No hay personaje, en efecto, que pueda adquirir más fama en el futuro que el satírico, que se atreve a señalar y condenar las locuras, los prejuicios y los crecientes vicios de la época, con un lenguaje fuerte y nervioso. Las obras de este tipo, aunque no consigan reformar las costumbres imperantes en la época, actuarán en las generaciones sucesivas y extenderán su influencia y reputación a la última posteridad. La verdadera grandeza actúa mucho después de que la envidia y la malicia hayan perseguido hasta la tumba el modesto mérito que la produjo. Oh, Lavater! esas bajas almas corrompidas que sólo brillan un momento, y se extinguen para siempre, serán olvidadas, mientras que el recuerdo de tu nombre es cuidadosamente apreciado, y tus virtudes amadas con cariño: tus debilidades ya no serán recordadas; y las cualidades que distinguieron y adornaron tu carácter serán las únicas que serán revisadas. La rica variedad de tu lenguaje, el juicio con el que has intentado y creado audazmente nuevas expresiones, la nerviosa brevedad de tu estilo y tu sorprendente imagen de las costumbres humanas, extenderán, como ha predicho el autor de "Los caracteres de los poetas y prosistas alemanes", la fama de tus "Fragmentos sobre fisonomía" hasta la más remota posteridad. La acusación de que Lavater, capaz de desarrollar tan sublimes verdades, y de crear casi un nuevo lenguaje, dio crédito a los malabarismos de Gesner, será entonces olvidada; y disfrutará de la vida después de la muerte, que Cicerón parecía esperar con tanto entusiasmo.

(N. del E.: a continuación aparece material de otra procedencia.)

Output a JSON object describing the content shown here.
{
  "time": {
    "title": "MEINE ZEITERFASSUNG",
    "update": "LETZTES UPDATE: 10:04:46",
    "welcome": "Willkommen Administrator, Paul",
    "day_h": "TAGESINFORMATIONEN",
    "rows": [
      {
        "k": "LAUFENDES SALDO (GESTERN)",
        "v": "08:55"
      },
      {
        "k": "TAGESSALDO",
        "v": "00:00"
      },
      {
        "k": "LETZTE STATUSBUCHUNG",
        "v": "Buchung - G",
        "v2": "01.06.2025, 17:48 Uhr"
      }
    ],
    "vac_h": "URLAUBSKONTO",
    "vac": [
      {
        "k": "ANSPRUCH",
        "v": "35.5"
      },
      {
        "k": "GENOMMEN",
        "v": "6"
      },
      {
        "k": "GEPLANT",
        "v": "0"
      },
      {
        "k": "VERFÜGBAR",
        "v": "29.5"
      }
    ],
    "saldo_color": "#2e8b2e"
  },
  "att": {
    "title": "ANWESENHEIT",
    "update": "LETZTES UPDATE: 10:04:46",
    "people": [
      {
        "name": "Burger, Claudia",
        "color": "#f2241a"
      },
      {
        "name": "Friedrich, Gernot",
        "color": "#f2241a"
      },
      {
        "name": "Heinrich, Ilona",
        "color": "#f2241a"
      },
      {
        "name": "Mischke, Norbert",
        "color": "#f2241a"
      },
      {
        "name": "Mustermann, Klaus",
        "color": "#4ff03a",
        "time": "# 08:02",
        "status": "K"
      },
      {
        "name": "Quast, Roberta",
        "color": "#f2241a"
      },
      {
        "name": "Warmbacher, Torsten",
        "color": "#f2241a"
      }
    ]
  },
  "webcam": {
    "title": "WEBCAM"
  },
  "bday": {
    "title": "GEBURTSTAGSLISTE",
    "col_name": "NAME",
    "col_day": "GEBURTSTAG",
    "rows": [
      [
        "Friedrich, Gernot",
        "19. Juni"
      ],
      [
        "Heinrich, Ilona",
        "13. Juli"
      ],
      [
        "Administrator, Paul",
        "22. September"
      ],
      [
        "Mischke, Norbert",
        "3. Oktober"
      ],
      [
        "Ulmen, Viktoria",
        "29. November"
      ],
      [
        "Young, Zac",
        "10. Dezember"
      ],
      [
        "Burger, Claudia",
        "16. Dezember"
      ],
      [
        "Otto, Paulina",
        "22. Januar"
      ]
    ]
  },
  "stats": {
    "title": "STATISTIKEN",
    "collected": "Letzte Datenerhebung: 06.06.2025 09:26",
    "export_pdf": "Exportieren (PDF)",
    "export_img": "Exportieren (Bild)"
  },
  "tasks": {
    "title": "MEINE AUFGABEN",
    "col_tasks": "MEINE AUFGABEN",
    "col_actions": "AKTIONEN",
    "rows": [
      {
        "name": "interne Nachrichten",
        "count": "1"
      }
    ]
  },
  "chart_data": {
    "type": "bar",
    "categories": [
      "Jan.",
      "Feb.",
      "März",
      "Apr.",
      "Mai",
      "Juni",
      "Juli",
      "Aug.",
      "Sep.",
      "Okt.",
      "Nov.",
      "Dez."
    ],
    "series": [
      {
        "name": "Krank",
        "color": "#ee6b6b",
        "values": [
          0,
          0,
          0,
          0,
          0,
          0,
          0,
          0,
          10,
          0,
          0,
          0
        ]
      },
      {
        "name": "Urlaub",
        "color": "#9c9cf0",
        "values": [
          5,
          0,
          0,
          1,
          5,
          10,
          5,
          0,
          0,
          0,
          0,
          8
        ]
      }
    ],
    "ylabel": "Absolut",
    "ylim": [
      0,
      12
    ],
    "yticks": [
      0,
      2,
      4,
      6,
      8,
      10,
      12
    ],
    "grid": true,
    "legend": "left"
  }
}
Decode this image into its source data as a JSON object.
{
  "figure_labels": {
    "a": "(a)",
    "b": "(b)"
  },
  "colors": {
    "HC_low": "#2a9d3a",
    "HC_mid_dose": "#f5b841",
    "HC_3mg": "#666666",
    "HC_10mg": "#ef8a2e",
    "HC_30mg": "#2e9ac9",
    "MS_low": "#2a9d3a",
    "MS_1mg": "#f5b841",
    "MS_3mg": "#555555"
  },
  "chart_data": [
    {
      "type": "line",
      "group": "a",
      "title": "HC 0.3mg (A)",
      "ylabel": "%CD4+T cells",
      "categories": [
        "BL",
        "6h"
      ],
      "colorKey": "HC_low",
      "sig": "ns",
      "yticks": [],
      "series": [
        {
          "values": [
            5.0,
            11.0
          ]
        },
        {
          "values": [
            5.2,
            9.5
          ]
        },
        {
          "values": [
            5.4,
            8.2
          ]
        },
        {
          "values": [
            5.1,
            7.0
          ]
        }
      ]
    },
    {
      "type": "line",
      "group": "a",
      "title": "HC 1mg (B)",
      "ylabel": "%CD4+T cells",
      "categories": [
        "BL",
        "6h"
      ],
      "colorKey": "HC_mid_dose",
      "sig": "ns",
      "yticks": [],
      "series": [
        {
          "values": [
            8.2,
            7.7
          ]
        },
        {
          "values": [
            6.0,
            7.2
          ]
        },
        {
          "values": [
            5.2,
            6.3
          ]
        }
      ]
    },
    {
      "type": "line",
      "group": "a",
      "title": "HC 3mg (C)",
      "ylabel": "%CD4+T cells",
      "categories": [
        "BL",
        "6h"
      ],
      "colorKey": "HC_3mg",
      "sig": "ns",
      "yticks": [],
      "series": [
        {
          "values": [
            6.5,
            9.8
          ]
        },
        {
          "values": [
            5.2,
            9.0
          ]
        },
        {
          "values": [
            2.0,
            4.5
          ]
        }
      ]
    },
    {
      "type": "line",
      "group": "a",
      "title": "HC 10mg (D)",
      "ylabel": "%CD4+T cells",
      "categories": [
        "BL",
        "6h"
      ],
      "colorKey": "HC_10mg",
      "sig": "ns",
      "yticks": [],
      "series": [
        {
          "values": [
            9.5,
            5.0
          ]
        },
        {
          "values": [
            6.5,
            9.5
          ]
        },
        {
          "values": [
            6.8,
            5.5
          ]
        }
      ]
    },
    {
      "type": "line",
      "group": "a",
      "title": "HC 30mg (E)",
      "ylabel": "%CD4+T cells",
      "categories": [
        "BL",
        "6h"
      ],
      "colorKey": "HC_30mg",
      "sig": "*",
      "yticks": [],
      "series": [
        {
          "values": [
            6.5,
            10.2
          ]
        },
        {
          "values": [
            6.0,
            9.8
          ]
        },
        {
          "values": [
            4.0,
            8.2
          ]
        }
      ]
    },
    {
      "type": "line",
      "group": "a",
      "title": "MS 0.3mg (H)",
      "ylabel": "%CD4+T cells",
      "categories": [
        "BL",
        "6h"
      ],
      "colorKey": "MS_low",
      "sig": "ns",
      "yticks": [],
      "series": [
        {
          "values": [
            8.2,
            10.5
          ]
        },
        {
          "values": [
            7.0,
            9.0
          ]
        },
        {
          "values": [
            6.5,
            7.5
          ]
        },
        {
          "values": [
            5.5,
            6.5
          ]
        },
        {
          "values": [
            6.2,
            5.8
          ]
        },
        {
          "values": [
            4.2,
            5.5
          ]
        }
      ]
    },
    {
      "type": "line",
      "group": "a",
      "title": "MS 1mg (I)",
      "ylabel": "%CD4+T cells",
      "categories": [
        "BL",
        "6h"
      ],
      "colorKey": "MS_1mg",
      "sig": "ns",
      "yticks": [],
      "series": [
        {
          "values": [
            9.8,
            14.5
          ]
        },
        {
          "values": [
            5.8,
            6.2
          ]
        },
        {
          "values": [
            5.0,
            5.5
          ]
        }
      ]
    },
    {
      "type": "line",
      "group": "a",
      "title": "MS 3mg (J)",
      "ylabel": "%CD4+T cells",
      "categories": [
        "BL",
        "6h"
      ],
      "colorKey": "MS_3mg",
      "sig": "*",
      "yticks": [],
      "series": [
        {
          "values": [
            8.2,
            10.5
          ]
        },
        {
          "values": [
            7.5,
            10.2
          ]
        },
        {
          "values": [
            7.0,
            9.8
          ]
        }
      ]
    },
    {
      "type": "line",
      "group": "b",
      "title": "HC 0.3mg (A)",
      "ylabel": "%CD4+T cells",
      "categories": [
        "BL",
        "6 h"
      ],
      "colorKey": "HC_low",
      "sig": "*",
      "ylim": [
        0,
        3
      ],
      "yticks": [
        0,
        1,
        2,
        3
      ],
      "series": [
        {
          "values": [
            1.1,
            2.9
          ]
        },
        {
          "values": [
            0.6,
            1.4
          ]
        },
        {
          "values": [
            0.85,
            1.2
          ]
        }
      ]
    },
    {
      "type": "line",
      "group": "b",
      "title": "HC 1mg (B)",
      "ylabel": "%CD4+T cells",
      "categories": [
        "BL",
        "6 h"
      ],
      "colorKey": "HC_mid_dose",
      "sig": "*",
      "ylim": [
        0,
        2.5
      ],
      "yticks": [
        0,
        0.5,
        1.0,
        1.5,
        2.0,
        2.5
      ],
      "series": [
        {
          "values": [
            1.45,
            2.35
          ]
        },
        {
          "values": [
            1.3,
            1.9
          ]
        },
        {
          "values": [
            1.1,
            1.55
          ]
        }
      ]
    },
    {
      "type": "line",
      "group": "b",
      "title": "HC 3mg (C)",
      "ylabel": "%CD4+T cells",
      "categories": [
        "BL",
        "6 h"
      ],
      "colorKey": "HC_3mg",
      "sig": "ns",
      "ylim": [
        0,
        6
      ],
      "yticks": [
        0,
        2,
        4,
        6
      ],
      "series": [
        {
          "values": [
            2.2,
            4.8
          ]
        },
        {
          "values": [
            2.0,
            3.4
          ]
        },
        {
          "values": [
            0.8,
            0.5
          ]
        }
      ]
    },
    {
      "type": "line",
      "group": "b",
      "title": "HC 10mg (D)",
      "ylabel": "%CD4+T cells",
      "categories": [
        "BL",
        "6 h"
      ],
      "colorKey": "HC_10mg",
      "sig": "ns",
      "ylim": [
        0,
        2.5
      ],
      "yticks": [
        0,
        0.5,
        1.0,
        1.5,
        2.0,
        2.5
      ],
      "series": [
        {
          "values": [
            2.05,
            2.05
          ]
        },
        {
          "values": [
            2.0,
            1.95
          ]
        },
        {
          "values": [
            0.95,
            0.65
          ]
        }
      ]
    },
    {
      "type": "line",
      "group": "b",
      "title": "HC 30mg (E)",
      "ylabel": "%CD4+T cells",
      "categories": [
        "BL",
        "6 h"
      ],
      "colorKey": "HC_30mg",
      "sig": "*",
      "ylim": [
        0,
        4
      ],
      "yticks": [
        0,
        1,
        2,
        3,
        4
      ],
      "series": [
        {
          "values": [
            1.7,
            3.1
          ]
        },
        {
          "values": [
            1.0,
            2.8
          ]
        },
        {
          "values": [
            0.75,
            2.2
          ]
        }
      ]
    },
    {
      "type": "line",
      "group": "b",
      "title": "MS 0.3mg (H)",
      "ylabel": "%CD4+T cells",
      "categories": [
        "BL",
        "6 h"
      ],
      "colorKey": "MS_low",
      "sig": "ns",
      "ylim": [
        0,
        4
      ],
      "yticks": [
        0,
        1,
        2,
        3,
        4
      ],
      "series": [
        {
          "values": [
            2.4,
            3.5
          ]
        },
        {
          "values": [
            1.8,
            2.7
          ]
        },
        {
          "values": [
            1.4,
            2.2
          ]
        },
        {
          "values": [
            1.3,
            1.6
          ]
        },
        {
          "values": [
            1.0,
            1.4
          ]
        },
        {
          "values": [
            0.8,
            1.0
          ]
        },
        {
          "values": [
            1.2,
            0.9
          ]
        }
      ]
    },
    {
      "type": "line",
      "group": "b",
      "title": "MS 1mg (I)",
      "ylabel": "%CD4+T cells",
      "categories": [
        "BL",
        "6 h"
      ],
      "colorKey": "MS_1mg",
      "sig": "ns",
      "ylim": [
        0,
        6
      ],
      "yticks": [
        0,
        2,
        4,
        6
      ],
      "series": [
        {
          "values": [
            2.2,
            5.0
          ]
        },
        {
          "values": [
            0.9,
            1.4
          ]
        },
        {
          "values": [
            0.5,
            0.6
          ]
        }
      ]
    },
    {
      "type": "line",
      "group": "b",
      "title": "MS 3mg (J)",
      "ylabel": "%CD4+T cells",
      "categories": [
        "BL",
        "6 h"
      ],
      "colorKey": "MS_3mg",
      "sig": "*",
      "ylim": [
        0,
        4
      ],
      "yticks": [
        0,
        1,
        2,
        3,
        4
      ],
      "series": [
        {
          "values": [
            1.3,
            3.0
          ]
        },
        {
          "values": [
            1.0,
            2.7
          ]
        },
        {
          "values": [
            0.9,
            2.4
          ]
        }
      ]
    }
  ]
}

La soledad, en efecto, proporciona a un autor un placer del que nadie puede privarle, y que supera con creces todos los honores del mundo. No sólo anticipa el efecto que producirá su obra, sino que, mientras avanza hacia su terminación, siente el delicioso goce de esas horas de serenidad y compostura que le procuran sus trabajos. ¡Qué continuo y tranquilo deleite fluye de esta composición sucesiva! Las penas vuelan de esta elegante ocupación. ¡O! No cambiaría ni una sola hora de tal tranquilidad y satisfacción, por todas esas halagadoras ilusiones de fama pública con las que la mente de Tully estaba tan incesantemente intoxicada. Una dificultad superada, un momento feliz aprovechado, una proposición dilucidada, una frase prolija y elegantemente redactada, o un pensamiento felizmente expresado, son bálsamos saludables y curativos, contra venenos para la melancolía, y pertenecen exclusivamente a una soledad sabia y bien formada.

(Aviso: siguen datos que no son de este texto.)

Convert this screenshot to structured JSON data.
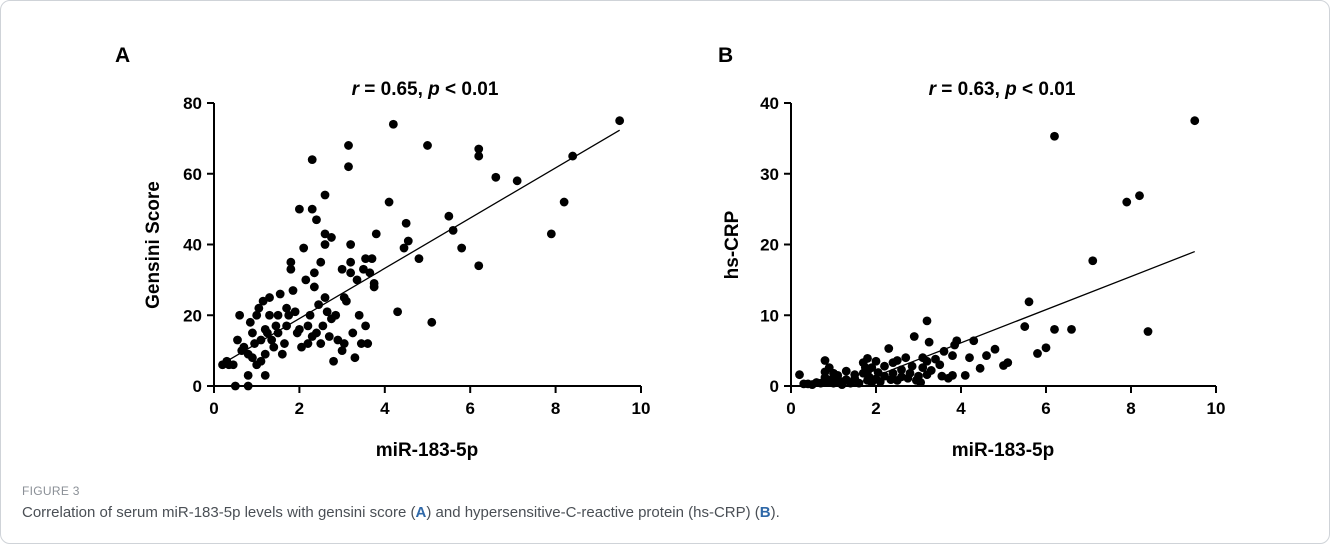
{
  "figure": {
    "label": "FIGURE 3",
    "caption_parts": {
      "p1": "Correlation of serum miR-183-5p levels with gensini score (",
      "a": "A",
      "p2": ") and hypersensitive-C-reactive protein (hs-CRP) (",
      "b": "B",
      "p3": ")."
    }
  },
  "chart_data": [
    {
      "type": "scatter",
      "panel_letter": "A",
      "title": "r = 0.65, p < 0.01",
      "title_parts": {
        "r": "r",
        "r_value": " = 0.65, ",
        "p": "p",
        "p_value": " < 0.01"
      },
      "xlabel": "miR-183-5p",
      "ylabel": "Gensini Score",
      "xlim": [
        0,
        10
      ],
      "ylim": [
        0,
        80
      ],
      "xticks": [
        0,
        2,
        4,
        6,
        8,
        10
      ],
      "yticks": [
        0,
        20,
        40,
        60,
        80
      ],
      "grid": false,
      "trendline": [
        [
          0.2,
          6.3
        ],
        [
          9.5,
          72.3
        ]
      ],
      "points": [
        [
          0.2,
          6
        ],
        [
          0.3,
          7
        ],
        [
          0.35,
          6
        ],
        [
          0.45,
          6
        ],
        [
          0.5,
          0
        ],
        [
          0.55,
          13
        ],
        [
          0.6,
          20
        ],
        [
          0.65,
          10
        ],
        [
          0.7,
          11
        ],
        [
          0.8,
          0
        ],
        [
          0.8,
          3
        ],
        [
          0.8,
          9
        ],
        [
          0.85,
          18
        ],
        [
          0.9,
          15
        ],
        [
          0.9,
          8
        ],
        [
          0.95,
          12
        ],
        [
          1.0,
          20
        ],
        [
          1.0,
          6
        ],
        [
          1.05,
          22
        ],
        [
          1.1,
          13
        ],
        [
          1.1,
          7
        ],
        [
          1.15,
          24
        ],
        [
          1.2,
          3
        ],
        [
          1.2,
          9
        ],
        [
          1.2,
          16
        ],
        [
          1.25,
          15
        ],
        [
          1.3,
          20
        ],
        [
          1.3,
          25
        ],
        [
          1.35,
          13
        ],
        [
          1.4,
          11
        ],
        [
          1.45,
          17
        ],
        [
          1.5,
          15
        ],
        [
          1.5,
          20
        ],
        [
          1.55,
          26
        ],
        [
          1.6,
          9
        ],
        [
          1.65,
          12
        ],
        [
          1.7,
          22
        ],
        [
          1.7,
          17
        ],
        [
          1.75,
          20
        ],
        [
          1.8,
          33
        ],
        [
          1.8,
          35
        ],
        [
          1.85,
          27
        ],
        [
          1.9,
          21
        ],
        [
          1.95,
          15
        ],
        [
          2.0,
          50
        ],
        [
          2.0,
          16
        ],
        [
          2.05,
          11
        ],
        [
          2.1,
          39
        ],
        [
          2.15,
          30
        ],
        [
          2.2,
          17
        ],
        [
          2.2,
          12
        ],
        [
          2.25,
          20
        ],
        [
          2.3,
          50
        ],
        [
          2.3,
          64
        ],
        [
          2.3,
          14
        ],
        [
          2.35,
          28
        ],
        [
          2.35,
          32
        ],
        [
          2.4,
          15
        ],
        [
          2.4,
          47
        ],
        [
          2.45,
          23
        ],
        [
          2.5,
          12
        ],
        [
          2.5,
          35
        ],
        [
          2.55,
          17
        ],
        [
          2.6,
          54
        ],
        [
          2.6,
          43
        ],
        [
          2.6,
          40
        ],
        [
          2.6,
          25
        ],
        [
          2.65,
          21
        ],
        [
          2.7,
          14
        ],
        [
          2.75,
          42
        ],
        [
          2.75,
          19
        ],
        [
          2.8,
          7
        ],
        [
          2.85,
          20
        ],
        [
          2.9,
          13
        ],
        [
          3.0,
          33
        ],
        [
          3.0,
          10
        ],
        [
          3.05,
          12
        ],
        [
          3.05,
          25
        ],
        [
          3.1,
          24
        ],
        [
          3.15,
          62
        ],
        [
          3.15,
          68
        ],
        [
          3.2,
          40
        ],
        [
          3.2,
          35
        ],
        [
          3.2,
          32
        ],
        [
          3.25,
          15
        ],
        [
          3.3,
          8
        ],
        [
          3.35,
          30
        ],
        [
          3.4,
          20
        ],
        [
          3.45,
          12
        ],
        [
          3.5,
          33
        ],
        [
          3.55,
          17
        ],
        [
          3.55,
          36
        ],
        [
          3.6,
          12
        ],
        [
          3.65,
          32
        ],
        [
          3.7,
          36
        ],
        [
          3.75,
          28
        ],
        [
          3.75,
          29
        ],
        [
          3.8,
          43
        ],
        [
          4.1,
          52
        ],
        [
          4.2,
          74
        ],
        [
          4.3,
          21
        ],
        [
          4.45,
          39
        ],
        [
          4.5,
          46
        ],
        [
          4.55,
          41
        ],
        [
          4.8,
          36
        ],
        [
          5.0,
          68
        ],
        [
          5.1,
          18
        ],
        [
          5.5,
          48
        ],
        [
          5.6,
          44
        ],
        [
          5.8,
          39
        ],
        [
          6.2,
          67
        ],
        [
          6.2,
          65
        ],
        [
          6.2,
          34
        ],
        [
          6.6,
          59
        ],
        [
          7.1,
          58
        ],
        [
          7.9,
          43
        ],
        [
          8.2,
          52
        ],
        [
          8.4,
          65
        ],
        [
          9.5,
          75
        ]
      ]
    },
    {
      "type": "scatter",
      "panel_letter": "B",
      "title": "r = 0.63, p < 0.01",
      "title_parts": {
        "r": "r",
        "r_value": " = 0.63, ",
        "p": "p",
        "p_value": " < 0.01"
      },
      "xlabel": "miR-183-5p",
      "ylabel": "hs-CRP",
      "xlim": [
        0,
        10
      ],
      "ylim": [
        0,
        40
      ],
      "xticks": [
        0,
        2,
        4,
        6,
        8,
        10
      ],
      "yticks": [
        0,
        10,
        20,
        30,
        40
      ],
      "grid": false,
      "trendline": [
        [
          1.4,
          0
        ],
        [
          9.5,
          19.0
        ]
      ],
      "points": [
        [
          0.2,
          1.6
        ],
        [
          0.3,
          0.3
        ],
        [
          0.4,
          0.3
        ],
        [
          0.5,
          0.2
        ],
        [
          0.6,
          0.5
        ],
        [
          0.7,
          0.4
        ],
        [
          0.8,
          3.6
        ],
        [
          0.8,
          2.0
        ],
        [
          0.8,
          1.2
        ],
        [
          0.85,
          0.5
        ],
        [
          0.9,
          2.6
        ],
        [
          0.9,
          0.8
        ],
        [
          1.0,
          1.8
        ],
        [
          1.0,
          1.2
        ],
        [
          1.0,
          0.4
        ],
        [
          1.1,
          0.7
        ],
        [
          1.1,
          1.5
        ],
        [
          1.2,
          0.6
        ],
        [
          1.2,
          0.2
        ],
        [
          1.3,
          0.9
        ],
        [
          1.3,
          2.1
        ],
        [
          1.4,
          0.4
        ],
        [
          1.5,
          1.0
        ],
        [
          1.5,
          1.6
        ],
        [
          1.6,
          0.4
        ],
        [
          1.7,
          3.3
        ],
        [
          1.7,
          1.8
        ],
        [
          1.75,
          2.6
        ],
        [
          1.8,
          3.9
        ],
        [
          1.8,
          2.0
        ],
        [
          1.8,
          0.8
        ],
        [
          1.85,
          1.2
        ],
        [
          1.9,
          2.6
        ],
        [
          1.9,
          0.5
        ],
        [
          2.0,
          3.5
        ],
        [
          2.0,
          1.0
        ],
        [
          2.05,
          1.9
        ],
        [
          2.1,
          0.6
        ],
        [
          2.2,
          2.8
        ],
        [
          2.2,
          1.4
        ],
        [
          2.3,
          5.3
        ],
        [
          2.35,
          0.9
        ],
        [
          2.4,
          3.3
        ],
        [
          2.4,
          1.8
        ],
        [
          2.5,
          0.8
        ],
        [
          2.5,
          3.6
        ],
        [
          2.6,
          1.3
        ],
        [
          2.6,
          2.3
        ],
        [
          2.7,
          4.0
        ],
        [
          2.75,
          1.1
        ],
        [
          2.8,
          1.8
        ],
        [
          2.85,
          2.8
        ],
        [
          2.9,
          7.0
        ],
        [
          2.95,
          0.8
        ],
        [
          3.0,
          1.4
        ],
        [
          3.05,
          0.5
        ],
        [
          3.1,
          4.0
        ],
        [
          3.1,
          2.6
        ],
        [
          3.2,
          9.2
        ],
        [
          3.2,
          3.5
        ],
        [
          3.2,
          1.6
        ],
        [
          3.25,
          6.2
        ],
        [
          3.3,
          2.2
        ],
        [
          3.4,
          3.8
        ],
        [
          3.5,
          3.0
        ],
        [
          3.55,
          1.4
        ],
        [
          3.6,
          4.9
        ],
        [
          3.7,
          1.1
        ],
        [
          3.8,
          4.3
        ],
        [
          3.8,
          1.5
        ],
        [
          3.85,
          5.8
        ],
        [
          3.9,
          6.4
        ],
        [
          4.1,
          1.5
        ],
        [
          4.2,
          4.0
        ],
        [
          4.3,
          6.4
        ],
        [
          4.45,
          2.5
        ],
        [
          4.6,
          4.3
        ],
        [
          4.8,
          5.2
        ],
        [
          5.0,
          2.9
        ],
        [
          5.1,
          3.3
        ],
        [
          5.5,
          8.4
        ],
        [
          5.6,
          11.9
        ],
        [
          5.8,
          4.6
        ],
        [
          6.0,
          5.4
        ],
        [
          6.2,
          35.3
        ],
        [
          6.2,
          8.0
        ],
        [
          6.6,
          8.0
        ],
        [
          7.1,
          17.7
        ],
        [
          7.9,
          26.0
        ],
        [
          8.2,
          26.9
        ],
        [
          8.4,
          7.7
        ],
        [
          9.5,
          37.5
        ]
      ]
    }
  ]
}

Disfrutar de sí mismo sin depender de la ayuda de otros, dedicar a empleos tal vez no del todo inútiles, aquellas horas que la pena y el disgusto robarían de otro modo a la suma de la vida, es la gran ventaja de un autor; y sólo con esta ventaja estoy perfectamente satisfecho.

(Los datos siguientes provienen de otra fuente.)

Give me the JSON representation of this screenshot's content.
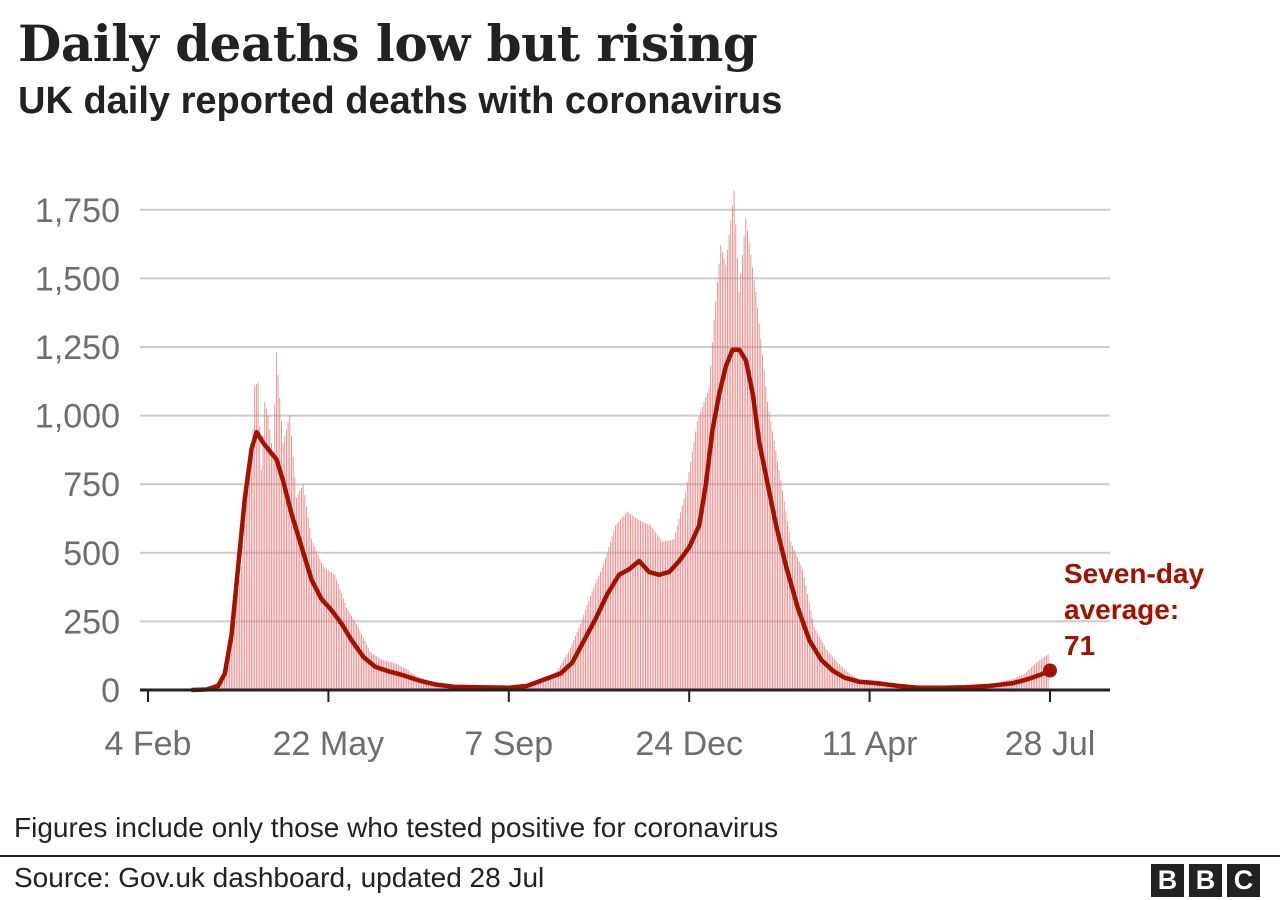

La soledad no sólo eleva la mente, sino que añade nueva fuerza a sus poderes. El hombre que no tiene valor para vencer los prejuicios y despreciar los modales del mundo, cuyo mayor temor es la imputación de singularidad, que forma su opinión y regula su conducta sobre el juicio y las acciones de los demás, ciertamente nunca poseerá suficiente fuerza mental para dedicarse a la soledad voluntaria; la cual, se ha observado bien, es tan necesaria para dar un tono justo, sólido, firme y forzoso a nuestros pensamientos, como lo es una relación con el mundo para darles riqueza, brillo y justa apropiación.